The decisions look like: "Liam's mum hasn't replied yet about availability, Tom can't do Saturdays for the next month, the keeper's got a stomach bug, we need three subs because Olly's mum can't drive". Position selection is the last thing on the list, and it's mostly about who can play where given the available squad.
This is good news. It means most position assignments are not commentary on your kid's ability or future. They're rota maths. Assume good faith.

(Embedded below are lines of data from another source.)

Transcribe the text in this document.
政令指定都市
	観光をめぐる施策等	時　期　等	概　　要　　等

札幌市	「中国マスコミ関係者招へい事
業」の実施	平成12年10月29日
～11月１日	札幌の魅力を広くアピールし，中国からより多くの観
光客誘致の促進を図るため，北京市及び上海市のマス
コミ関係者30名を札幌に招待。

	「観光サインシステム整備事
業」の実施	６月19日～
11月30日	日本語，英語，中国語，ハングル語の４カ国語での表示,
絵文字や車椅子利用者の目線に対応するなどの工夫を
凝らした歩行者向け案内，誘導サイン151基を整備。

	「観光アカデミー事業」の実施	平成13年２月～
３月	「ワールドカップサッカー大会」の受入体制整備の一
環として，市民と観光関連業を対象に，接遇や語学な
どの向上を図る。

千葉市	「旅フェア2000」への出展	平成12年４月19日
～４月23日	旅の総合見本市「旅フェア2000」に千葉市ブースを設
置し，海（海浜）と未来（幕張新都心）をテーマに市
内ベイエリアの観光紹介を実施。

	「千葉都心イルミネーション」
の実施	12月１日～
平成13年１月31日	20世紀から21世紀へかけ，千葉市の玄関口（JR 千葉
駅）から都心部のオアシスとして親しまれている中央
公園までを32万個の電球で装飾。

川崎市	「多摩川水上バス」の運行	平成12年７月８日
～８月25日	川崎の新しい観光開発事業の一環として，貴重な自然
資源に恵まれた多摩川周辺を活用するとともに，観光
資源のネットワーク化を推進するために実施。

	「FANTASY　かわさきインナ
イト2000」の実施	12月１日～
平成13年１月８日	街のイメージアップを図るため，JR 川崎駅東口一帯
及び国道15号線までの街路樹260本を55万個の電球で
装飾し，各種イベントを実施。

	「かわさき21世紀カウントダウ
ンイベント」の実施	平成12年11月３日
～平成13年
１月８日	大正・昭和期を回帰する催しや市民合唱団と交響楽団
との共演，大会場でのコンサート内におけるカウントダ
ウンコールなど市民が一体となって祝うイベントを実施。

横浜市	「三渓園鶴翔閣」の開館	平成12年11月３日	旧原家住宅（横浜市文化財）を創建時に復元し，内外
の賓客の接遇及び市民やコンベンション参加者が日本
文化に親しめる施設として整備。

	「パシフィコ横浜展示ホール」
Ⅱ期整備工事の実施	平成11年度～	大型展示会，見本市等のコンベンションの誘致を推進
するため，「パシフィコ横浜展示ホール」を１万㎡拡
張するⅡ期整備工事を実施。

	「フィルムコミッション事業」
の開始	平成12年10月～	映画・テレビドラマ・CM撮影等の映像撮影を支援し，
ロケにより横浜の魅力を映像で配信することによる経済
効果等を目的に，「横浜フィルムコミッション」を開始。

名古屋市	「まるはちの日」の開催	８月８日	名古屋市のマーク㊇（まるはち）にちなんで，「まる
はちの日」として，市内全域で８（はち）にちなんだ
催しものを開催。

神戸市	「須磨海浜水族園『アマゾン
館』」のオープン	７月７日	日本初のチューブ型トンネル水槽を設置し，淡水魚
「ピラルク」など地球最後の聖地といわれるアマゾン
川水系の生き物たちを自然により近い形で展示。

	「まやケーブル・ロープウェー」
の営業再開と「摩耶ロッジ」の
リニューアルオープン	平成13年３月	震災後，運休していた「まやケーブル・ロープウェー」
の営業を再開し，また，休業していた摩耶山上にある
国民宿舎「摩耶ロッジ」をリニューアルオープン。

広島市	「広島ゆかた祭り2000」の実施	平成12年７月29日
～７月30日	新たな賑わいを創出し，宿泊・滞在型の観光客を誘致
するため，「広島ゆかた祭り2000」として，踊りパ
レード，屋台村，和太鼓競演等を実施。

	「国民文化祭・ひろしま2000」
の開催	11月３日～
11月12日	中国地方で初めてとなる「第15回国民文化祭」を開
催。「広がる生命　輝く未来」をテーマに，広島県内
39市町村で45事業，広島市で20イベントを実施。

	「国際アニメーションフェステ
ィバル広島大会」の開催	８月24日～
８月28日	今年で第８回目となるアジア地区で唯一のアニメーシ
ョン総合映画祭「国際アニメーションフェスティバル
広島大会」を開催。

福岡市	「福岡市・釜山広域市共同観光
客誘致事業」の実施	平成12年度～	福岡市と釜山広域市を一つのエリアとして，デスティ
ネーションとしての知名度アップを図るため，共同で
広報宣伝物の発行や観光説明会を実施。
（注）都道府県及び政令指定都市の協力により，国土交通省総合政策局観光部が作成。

If you're also a coach reading this, KiCKS is what we'd build to help you keep rotation fair across a season — without it being yet another spreadsheet.
The five-year view
Here's what we've seen across the parents we've watched track their kids' seasons. The kids who end up the strongest U14 players were rarely the U8 stars. They were the U8 kids whose parents stayed calm about position assignments, whose coaches rotated honestly, and whose game knowledge was built across multiple roles. The kid who only ever played striker at U8 often peaked at U10 — because they'd never learned to read the game from anywhere else on the pitch.
Your kid doesn't have a position yet. They have a body that's growing, a brain that's learning, and a coach who's doing their best. Track the positions they actually played across the season, write a sentence about what they enjoyed, and look back at the donut chart in May. That'll tell you more than any midweek WhatsApp negotiation.